Are Gozitan farmers aware of the high salinity of the sea level aquifer there? Can they be made to restrict extraction before this vital asset is lost for decades? How is nitrate pollution being addressed? Is it only excess manure in farmers' fields that is the cause? How about leaky sewage systems? What enforcement and planning backup does the WSC get from other public agencies?
Do we need a study to tell us how many millions of liri it costs the country in indirect subsidies to the building industry through lack of enforcement? When will we have a nationwide water audit making it possible to make every household and every enterprise aware of the money they can save by a cunning use and reuse of water? When will we have proper enforcement against hotels illegally using seawater as second class water or draining their RO reject water into the sewage system?
The WSC is valiantly trying to run a tight operation. It is gaining on the beast. It will never be enough. All the good faith and the best efforts of the WSC will not take it beyond its remit. Never was I more clearly made aware of the need for a holistic overview of the situation going far beyond what the WSC is entrusted with, of the need for Green political thinking.
We need to honour Chadwick, an Englishman who made the historical discovery of the mean sea level aquifer in Malta. Above all, we need to establish the continuity in water strategy reaching back to the Knights of Malta in order to establish the need for long-term forward thinking which appears to be beyond the horizons of ambulance chasing politicians.

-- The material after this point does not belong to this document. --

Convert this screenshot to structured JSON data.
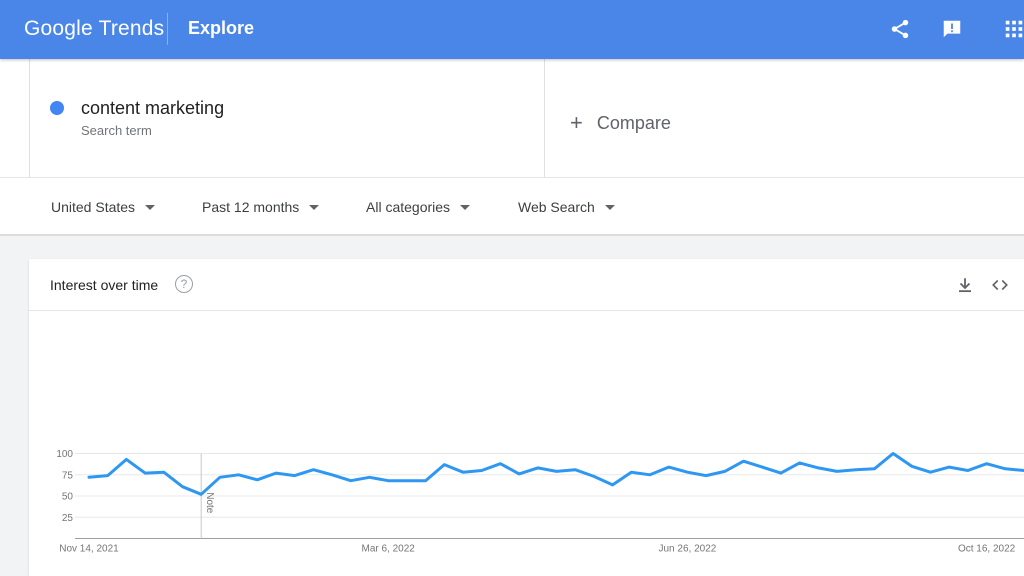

We need Greens in Parliament, if for no other reason, to dilute the short-termism pollution that has become a real threat to our survival and ability to succeed.
If anybody thinks that water should be above partisan politics along with the environment and a host of other areas with failures caused by short-term thinking, think again when your water and electricity bill arrives. It costs more today because we did not think enough yesterday and because we fail to think hard enough today. It costs more because we fail to enforce the law fully because of electoral reasons. Think again.
Dr Vassallo is chairman of Alternattiva Demokratika - The Green Party.